[NLR readers have been generous with criticisms, corrections and documents. Two of them are reproduced below. The second instalment of this article has been held over for publication in the next issue: Raphael Samuel.]

[This letter, addressed to questions of personal and national identity, and written in the midst of the Comintern’s Third Period ‘ultra-leftism’, is a testimony to the solidity of a Marxist tradition, of the obligation to reason, and of an unexpected and welcome respect for the autonomy of the child.
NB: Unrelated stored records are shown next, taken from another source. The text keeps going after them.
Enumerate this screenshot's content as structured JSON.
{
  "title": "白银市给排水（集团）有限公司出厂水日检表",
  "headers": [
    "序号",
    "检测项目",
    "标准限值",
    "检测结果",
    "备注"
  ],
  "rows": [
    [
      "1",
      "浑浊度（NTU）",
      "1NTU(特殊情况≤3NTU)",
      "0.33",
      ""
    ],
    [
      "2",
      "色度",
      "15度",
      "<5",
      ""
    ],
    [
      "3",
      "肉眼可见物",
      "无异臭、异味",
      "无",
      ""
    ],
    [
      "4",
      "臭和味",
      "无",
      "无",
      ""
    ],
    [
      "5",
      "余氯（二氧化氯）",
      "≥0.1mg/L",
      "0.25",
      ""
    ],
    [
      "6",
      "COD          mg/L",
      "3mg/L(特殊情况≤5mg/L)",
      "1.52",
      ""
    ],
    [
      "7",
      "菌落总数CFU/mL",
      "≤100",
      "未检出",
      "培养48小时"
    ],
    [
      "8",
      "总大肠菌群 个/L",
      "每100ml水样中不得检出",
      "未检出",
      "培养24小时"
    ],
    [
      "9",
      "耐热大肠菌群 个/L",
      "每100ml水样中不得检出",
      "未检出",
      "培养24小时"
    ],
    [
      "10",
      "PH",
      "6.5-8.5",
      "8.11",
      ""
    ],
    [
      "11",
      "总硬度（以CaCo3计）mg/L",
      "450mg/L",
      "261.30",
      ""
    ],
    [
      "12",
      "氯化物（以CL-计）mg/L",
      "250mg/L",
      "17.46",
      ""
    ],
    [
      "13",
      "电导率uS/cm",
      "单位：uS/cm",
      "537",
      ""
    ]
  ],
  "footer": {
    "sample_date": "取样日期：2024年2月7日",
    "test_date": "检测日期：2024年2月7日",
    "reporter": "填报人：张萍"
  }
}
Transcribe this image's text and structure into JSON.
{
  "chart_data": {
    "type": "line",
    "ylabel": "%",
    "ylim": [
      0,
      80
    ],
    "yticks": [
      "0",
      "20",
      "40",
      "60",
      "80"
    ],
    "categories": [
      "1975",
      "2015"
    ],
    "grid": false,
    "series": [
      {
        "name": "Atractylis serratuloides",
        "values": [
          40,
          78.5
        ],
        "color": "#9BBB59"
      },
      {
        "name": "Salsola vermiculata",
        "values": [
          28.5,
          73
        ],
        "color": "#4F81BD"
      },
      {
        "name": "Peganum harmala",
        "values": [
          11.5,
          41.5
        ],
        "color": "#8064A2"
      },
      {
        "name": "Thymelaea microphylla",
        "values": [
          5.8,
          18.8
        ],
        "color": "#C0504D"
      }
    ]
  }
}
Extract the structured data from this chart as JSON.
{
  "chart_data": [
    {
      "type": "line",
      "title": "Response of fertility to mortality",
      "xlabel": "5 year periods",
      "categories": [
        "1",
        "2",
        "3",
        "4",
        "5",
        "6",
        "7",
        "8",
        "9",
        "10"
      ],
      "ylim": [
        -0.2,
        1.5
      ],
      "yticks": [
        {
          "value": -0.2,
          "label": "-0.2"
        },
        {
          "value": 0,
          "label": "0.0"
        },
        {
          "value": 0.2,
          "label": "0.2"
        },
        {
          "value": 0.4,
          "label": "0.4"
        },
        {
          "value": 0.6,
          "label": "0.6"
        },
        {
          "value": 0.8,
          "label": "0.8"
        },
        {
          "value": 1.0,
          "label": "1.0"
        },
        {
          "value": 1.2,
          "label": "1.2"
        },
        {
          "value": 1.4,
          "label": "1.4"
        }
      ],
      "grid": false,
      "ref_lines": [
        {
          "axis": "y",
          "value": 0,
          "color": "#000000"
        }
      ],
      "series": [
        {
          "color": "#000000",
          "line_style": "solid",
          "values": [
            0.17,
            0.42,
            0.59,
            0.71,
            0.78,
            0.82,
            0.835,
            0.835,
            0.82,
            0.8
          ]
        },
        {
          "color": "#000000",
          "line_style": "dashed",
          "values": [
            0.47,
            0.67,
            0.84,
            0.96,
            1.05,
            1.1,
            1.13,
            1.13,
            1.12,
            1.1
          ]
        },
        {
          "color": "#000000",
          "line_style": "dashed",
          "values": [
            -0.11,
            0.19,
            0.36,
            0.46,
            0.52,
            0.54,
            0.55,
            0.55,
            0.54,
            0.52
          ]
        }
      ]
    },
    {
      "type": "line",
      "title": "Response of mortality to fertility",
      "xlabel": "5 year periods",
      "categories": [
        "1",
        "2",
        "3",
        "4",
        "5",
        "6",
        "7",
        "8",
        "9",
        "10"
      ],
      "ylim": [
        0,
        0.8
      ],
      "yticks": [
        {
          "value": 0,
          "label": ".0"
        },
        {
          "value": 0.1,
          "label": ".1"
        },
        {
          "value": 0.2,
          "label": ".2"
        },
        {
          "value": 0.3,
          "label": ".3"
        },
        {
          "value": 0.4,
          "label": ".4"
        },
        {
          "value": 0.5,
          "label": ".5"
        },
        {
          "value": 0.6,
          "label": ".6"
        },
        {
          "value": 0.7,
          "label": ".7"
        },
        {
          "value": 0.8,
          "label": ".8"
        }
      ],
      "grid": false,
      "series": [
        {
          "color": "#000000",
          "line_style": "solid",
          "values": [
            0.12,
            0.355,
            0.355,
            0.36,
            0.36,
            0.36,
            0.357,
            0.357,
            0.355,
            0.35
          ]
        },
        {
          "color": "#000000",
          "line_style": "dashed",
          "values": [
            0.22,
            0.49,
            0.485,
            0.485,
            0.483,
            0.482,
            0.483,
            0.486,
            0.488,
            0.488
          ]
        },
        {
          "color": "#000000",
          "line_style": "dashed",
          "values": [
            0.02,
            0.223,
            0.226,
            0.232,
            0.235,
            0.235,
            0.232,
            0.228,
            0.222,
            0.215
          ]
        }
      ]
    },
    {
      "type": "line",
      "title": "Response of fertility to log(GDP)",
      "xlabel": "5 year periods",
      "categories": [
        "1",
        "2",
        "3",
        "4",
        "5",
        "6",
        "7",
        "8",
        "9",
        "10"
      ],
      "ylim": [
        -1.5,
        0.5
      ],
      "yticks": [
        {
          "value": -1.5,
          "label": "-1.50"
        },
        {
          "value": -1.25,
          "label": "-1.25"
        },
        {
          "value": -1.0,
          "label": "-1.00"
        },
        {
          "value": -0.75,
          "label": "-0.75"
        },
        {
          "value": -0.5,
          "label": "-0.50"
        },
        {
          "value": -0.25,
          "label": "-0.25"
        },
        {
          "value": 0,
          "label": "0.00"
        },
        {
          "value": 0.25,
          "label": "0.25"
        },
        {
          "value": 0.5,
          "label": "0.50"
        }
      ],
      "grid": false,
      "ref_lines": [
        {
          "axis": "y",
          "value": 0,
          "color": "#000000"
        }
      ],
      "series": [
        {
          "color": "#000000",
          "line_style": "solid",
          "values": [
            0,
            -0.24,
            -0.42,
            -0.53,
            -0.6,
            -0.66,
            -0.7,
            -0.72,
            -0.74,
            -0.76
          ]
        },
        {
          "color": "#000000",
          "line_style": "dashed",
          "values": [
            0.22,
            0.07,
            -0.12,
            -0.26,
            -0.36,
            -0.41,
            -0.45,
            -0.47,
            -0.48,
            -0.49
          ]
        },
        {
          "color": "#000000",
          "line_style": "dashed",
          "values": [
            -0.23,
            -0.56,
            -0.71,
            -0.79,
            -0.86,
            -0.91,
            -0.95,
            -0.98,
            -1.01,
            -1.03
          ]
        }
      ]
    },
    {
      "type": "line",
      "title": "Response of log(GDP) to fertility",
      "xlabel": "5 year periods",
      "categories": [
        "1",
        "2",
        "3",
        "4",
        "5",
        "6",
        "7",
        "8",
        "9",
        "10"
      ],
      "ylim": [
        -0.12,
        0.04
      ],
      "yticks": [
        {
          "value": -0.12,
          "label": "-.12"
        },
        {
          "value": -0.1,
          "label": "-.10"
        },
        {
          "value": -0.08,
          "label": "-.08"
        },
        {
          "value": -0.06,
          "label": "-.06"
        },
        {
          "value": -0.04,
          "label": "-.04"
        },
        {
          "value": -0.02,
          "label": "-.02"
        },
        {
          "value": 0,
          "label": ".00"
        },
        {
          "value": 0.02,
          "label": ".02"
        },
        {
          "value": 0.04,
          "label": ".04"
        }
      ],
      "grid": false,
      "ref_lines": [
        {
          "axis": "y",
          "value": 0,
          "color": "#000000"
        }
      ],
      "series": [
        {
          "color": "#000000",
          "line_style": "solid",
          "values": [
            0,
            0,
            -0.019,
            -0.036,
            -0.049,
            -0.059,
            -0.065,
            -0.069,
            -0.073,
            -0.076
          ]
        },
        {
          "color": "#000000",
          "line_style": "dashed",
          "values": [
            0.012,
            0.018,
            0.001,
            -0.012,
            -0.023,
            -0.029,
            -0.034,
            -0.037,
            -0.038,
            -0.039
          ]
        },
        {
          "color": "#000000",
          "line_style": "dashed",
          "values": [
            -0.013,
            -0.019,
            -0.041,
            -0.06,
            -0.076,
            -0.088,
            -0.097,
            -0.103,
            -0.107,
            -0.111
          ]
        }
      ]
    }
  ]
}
The writer, T.A. Jackson, was a Clerkenwell printer by trade, an ‘impossibilist’ propagandist in pre-1914 years, one of twelve Communist leaders jailed during the General Strike, and a prolific writer on history, philosophy and literature. (Jonathan Rée, Proletarian Philosophers, Oxford 1984, has a most perceptive account of his politics, and Our History has produced a useful short biography.) The letter has been sent to me by Ray Waterman, who joined the Stepney Communist Party, as a school-girl, in 1929. A Family of Shopkeepers, written under the pen-name Ruth Adler, is her fictionalized autobiography of those times.]

C/o Daily Worker

41 Tabernacle Street

E.C.2.

13.2.33

Dear Comrade

You ask me a very difficult and delicate question, and one that it is impossible to answer without a good deal of qualification, and consideration of all the circumstances involved.

Ultimately you, yourself, must accept the responsibility of deciding: all I can do is to suggest the general considerations you must take into account.

(1) As between man and wife no outside party can or should interfere. It is a voluntary partnership necessarily involving give-and-take on both sides. (Therefore anything I say is merely in the direction of a suggestion.)